Springfield - Illinois soil; it's good for growing corn and soybeans, which in turn is good for our economy.
Unless lawmakers extend the income tax increase that is set to expire this year, the Department of Agriculture's director, Bob Flider, says heavy cuts could be possible, on top of massive cuts in recent years.
"It would cut a 27% hole in our general revenue fund. 58% of our general revenue fund has been cut since 2006. 2002 we had 600 employees. We're about 345 right now," Flider told WAND News on Friday.
It's no big secret that agriculture is the state's number one job creator, and it's no big secret that it's the number one contributor to our economy.
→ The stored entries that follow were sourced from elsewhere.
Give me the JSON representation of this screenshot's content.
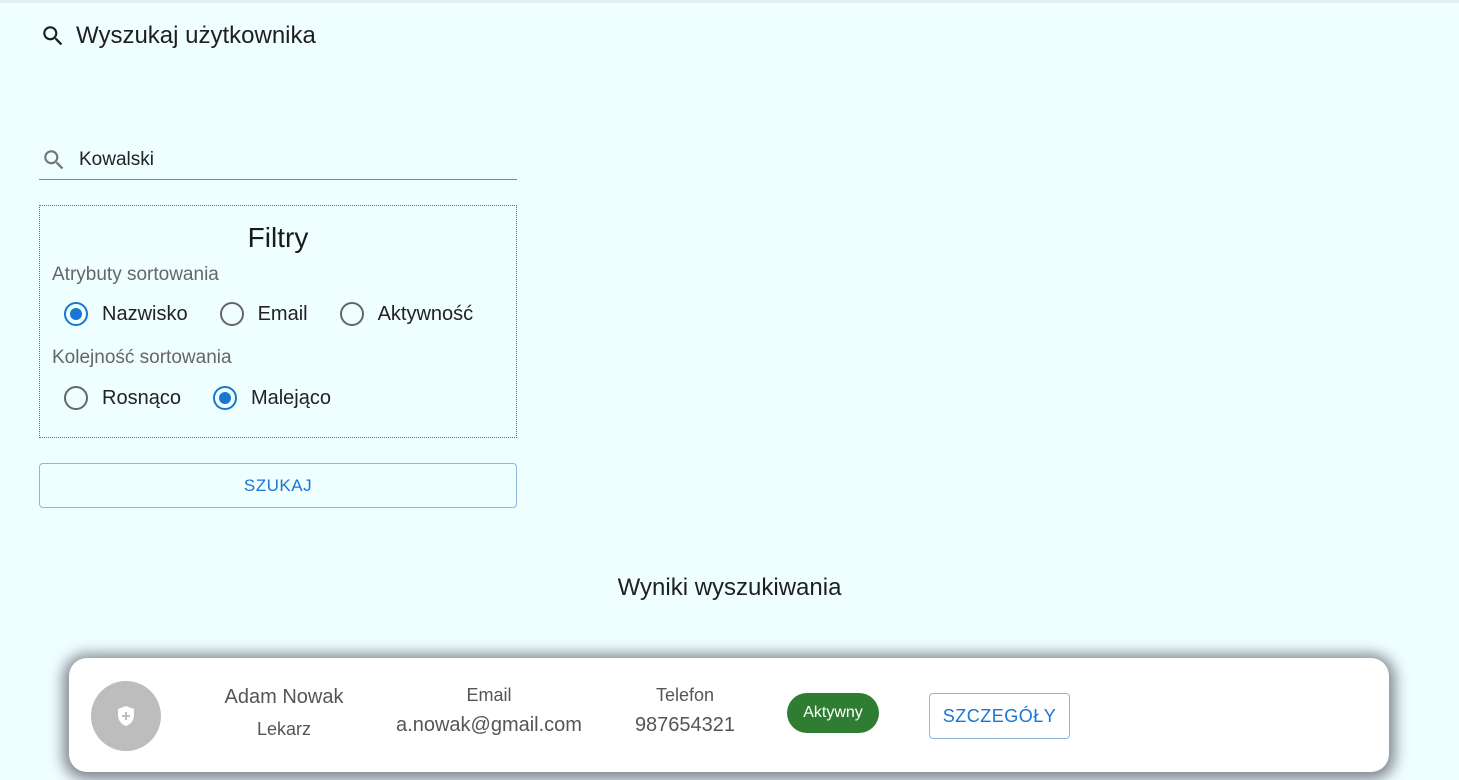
{
  "header": {
    "title": "Wyszukaj użytkownika",
    "icon": "search-icon"
  },
  "search": {
    "value": "Kowalski",
    "icon": "search-icon"
  },
  "filters": {
    "title": "Filtry",
    "sort_attributes": {
      "label": "Atrybuty sortowania",
      "options": [
        "Nazwisko",
        "Email",
        "Aktywność"
      ],
      "selected": "Nazwisko"
    },
    "sort_order": {
      "label": "Kolejność sortowania",
      "options": [
        "Rosnąco",
        "Malejąco"
      ],
      "selected": "Malejąco"
    }
  },
  "search_button": {
    "label": "SZUKAJ"
  },
  "results": {
    "title": "Wyniki wyszukiwania",
    "items": [
      {
        "name": "Adam Nowak",
        "role": "Lekarz",
        "email_label": "Email",
        "email": "a.nowak@gmail.com",
        "phone_label": "Telefon",
        "phone": "987654321",
        "status": "Aktywny",
        "details_label": "SZCZEGÓŁY",
        "avatar_icon": "medical-shield-icon"
      }
    ]
  },
  "colors": {
    "background": "#effefe",
    "accent": "#1976d2",
    "status_active": "#2e7d32",
    "avatar_bg": "#bdbdbd"
  }
}
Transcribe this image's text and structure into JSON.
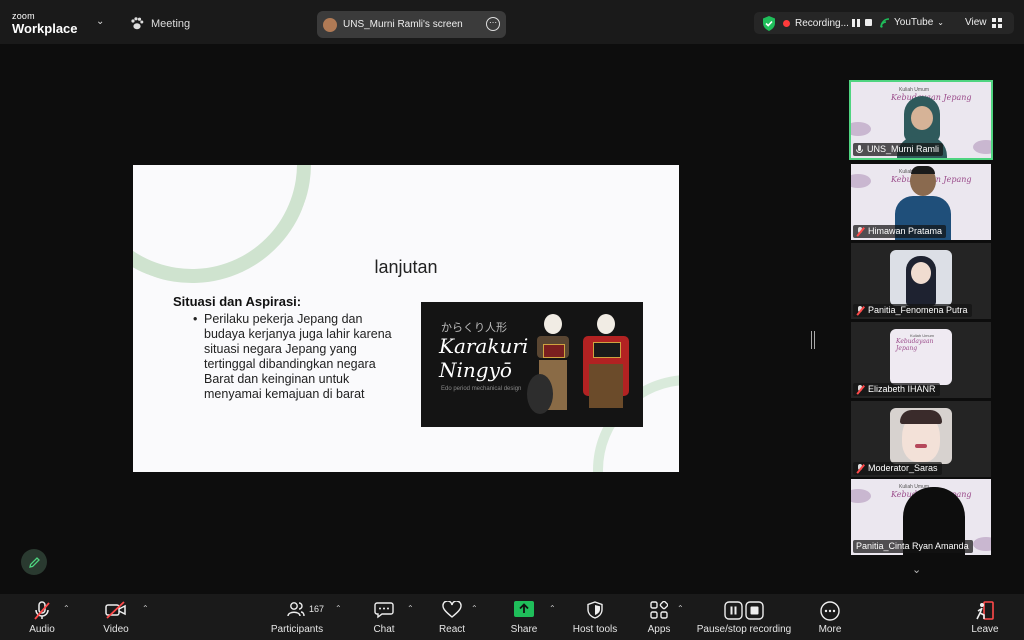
{
  "app": {
    "logo_line1": "zoom",
    "logo_line2": "Workplace",
    "meeting_label": "Meeting"
  },
  "screen_share": {
    "label": "UNS_Murni Ramli's screen"
  },
  "recording": {
    "label": "Recording...",
    "stream_label": "YouTube",
    "view_label": "View"
  },
  "slide": {
    "title": "lanjutan",
    "heading": "Situasi dan Aspirasi:",
    "bullet": "Perilaku pekerja Jepang dan budaya kerjanya juga lahir karena situasi negara Jepang yang tertinggal dibandingkan negara Barat dan keinginan untuk menyamai kemajuan di barat",
    "image_jp": "からくり人形",
    "image_title1": "Karakuri",
    "image_title2": "Ningyō",
    "image_caption": "Edo period mechanical design"
  },
  "tile_banner": {
    "line1": "Kuliah Umum",
    "line2": "Kebudayaan Jepang"
  },
  "participants": [
    {
      "name": "UNS_Murni Ramli",
      "muted": false,
      "active": true
    },
    {
      "name": "Himawan Pratama",
      "muted": true
    },
    {
      "name": "Panitia_Fenomena Putra",
      "muted": true
    },
    {
      "name": "Elizabeth IHANR",
      "muted": true
    },
    {
      "name": "Moderator_Saras",
      "muted": true
    },
    {
      "name": "Panitia_Cinta Ryan Amanda",
      "muted": false
    }
  ],
  "toolbar": {
    "audio": "Audio",
    "video": "Video",
    "participants": "Participants",
    "participants_count": "167",
    "chat": "Chat",
    "react": "React",
    "share": "Share",
    "host_tools": "Host tools",
    "apps": "Apps",
    "record": "Pause/stop recording",
    "more": "More",
    "leave": "Leave"
  },
  "colors": {
    "accent_green": "#4fd480",
    "share_green": "#1fbe5a",
    "record_red": "#ff3b3b",
    "leave_red": "#ff4a4a"
  }
}
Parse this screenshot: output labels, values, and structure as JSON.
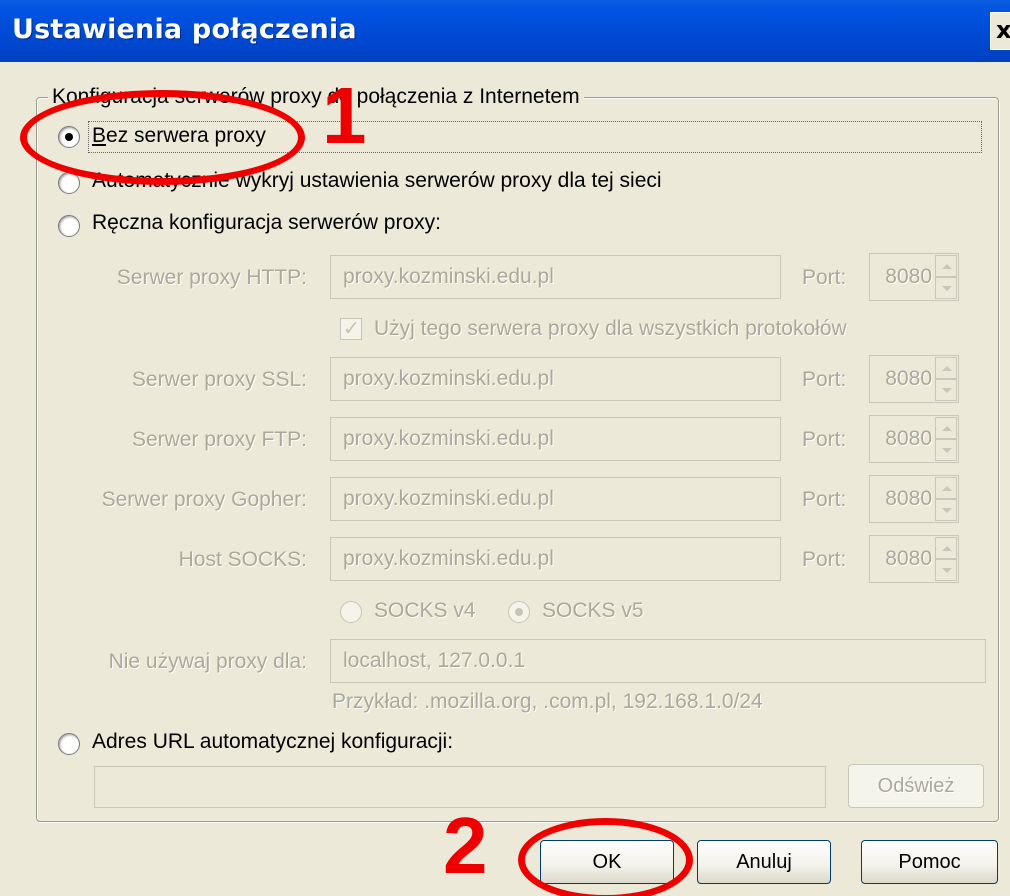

Director Flider says that if such massive budget cuts happen, it will have devastating effects. Which could mean thousands of jobs, and hundreds of millions of dollars leaving the state.
"Specialty meat stores, there's about 220 throughout Illinois, if we don't have an inspector, those facilities can't remain open, and they may employ 5 to 12 people. And the answer to the question of would we lose sales to other states, the answer is I'm afraid we would, I'm afraid we'd see our other states getting those sales. If we're not able to help sell Illinois products overseas, if when the tax rates go down, it's going to cause at least a couple billion dollars of lost revenue for the state of Illinois," Flider added.
House and Senate Republicans have already said they oppose extending that tax increase, saying that taxpayers were promised it would be temporary, and that's the way it should be.